By Xuemei Xie, Wenzhe Yang, Guimei Cao, etc.
We proposed a novel UAV vehicle detector. The network is based on Refinedet, we improve it by generating more suitable bounding boxes and we propose a dynamic training strategy, which can help our model achieve the state-of-art accuracy on UAV dataset detection. More details please refer to the paper.
System | UAV dataset test mAP | FPS |
---|---|---|
YOLO | 53.7 | 64 |
SSD300 | 83.3 | 59 |
Refinedet | 87.1 | 40 |
Our preposed | 90.8 | 59 |
- Get the code. We will call the cloned directory as
$caffe
.
git clone https://github.com/wnzhyee/bigmm2018-code.git
- Build the code. Please follow Caffe instruction to install all necessary packages and build it.
cd $caffe
# Modify Makefile.config according to your Caffe installation.
# Make sure to include $caffe/python to your PYTHONPATH.
cp Makefile.config.example Makefile.config
make all -j && make py
-
Download UAV dataset.
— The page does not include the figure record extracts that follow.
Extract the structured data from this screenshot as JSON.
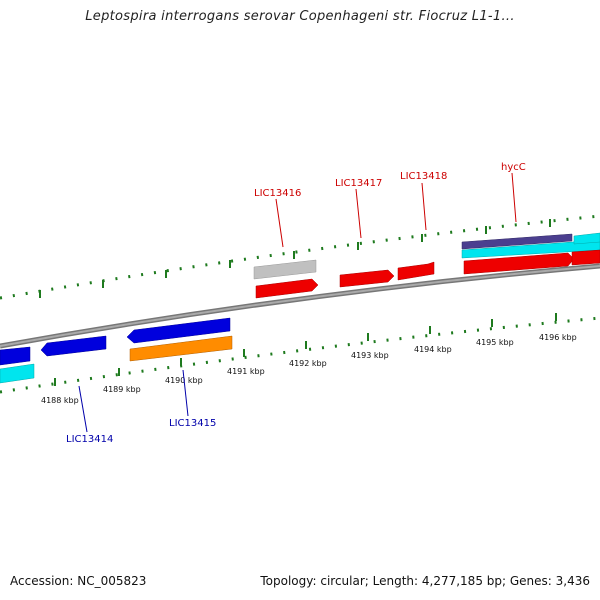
{
  "header": {
    "title": "Leptospira interrogans serovar Copenhageni str. Fiocruz L1-1..."
  },
  "footer": {
    "accession": "Accession: NC_005823",
    "summary": "Topology: circular; Length: 4,277,185 bp; Genes: 3,436"
  },
  "scale": {
    "ticks": [
      "4188 kbp",
      "4189 kbp",
      "4190 kbp",
      "4191 kbp",
      "4192 kbp",
      "4193 kbp",
      "4194 kbp",
      "4195 kbp",
      "4196 kbp"
    ]
  },
  "genes": {
    "top_labels": [
      "LIC13416",
      "LIC13417",
      "LIC13418",
      "hycC"
    ],
    "bottom_labels": [
      "LIC13414",
      "LIC13415"
    ]
  },
  "colors": {
    "top_label": "#cc0000",
    "bottom_label": "#0000aa",
    "forward_gene": "#ee0000",
    "reverse_gene": "#0000dd",
    "cyan_feature": "#00e5ee",
    "orange_feature": "#ff8c00",
    "purple_feature": "#4b3f8f",
    "gray_feature": "#bbbbbb",
    "backbone": "#888888",
    "tick": "#1e7a1e"
  }
}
The dataset is prepared in VOC2007 style, and we provide the image files in ‘JPEGImages/’, the annotations files are in 'Annotations/'.
-
Create .lmdb files uses the create_list and create_data file.
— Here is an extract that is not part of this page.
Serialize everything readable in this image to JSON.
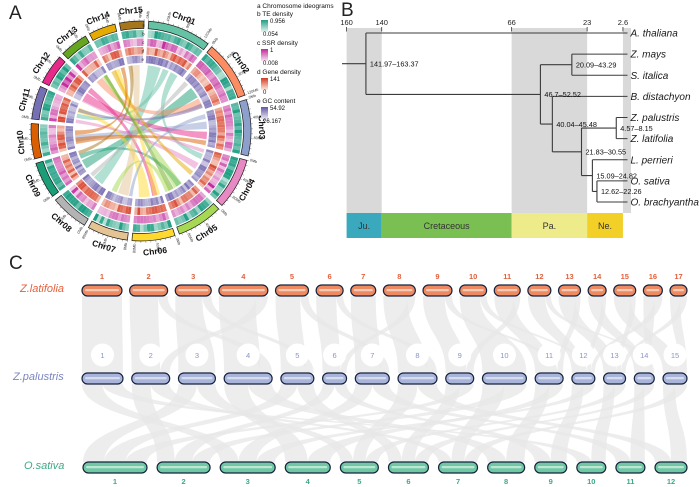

Train your model on PASCAL VOC. First change the path in DJI_train.sh shell and solver.prototxt(they are in $caffe/models/VGGNet/VOC0712/method_folder/), then run the train shell.
cd $caffe/models/VGGNet/VOC0712/**method_folder**/
sh DJI_train.sh
The method folder:
1.Only CE: only train the model with cross-entropy loss, and the total iterations are 120k;
2.Only FL: only train the model with focal loss, and the total iterations are 120k;
3.DTS: train 100k iters with CE loss and another 20k iters with FL loss;
The evaluation files are in $caffe/examples, please refer to the evaluation shells for image det and vedio det.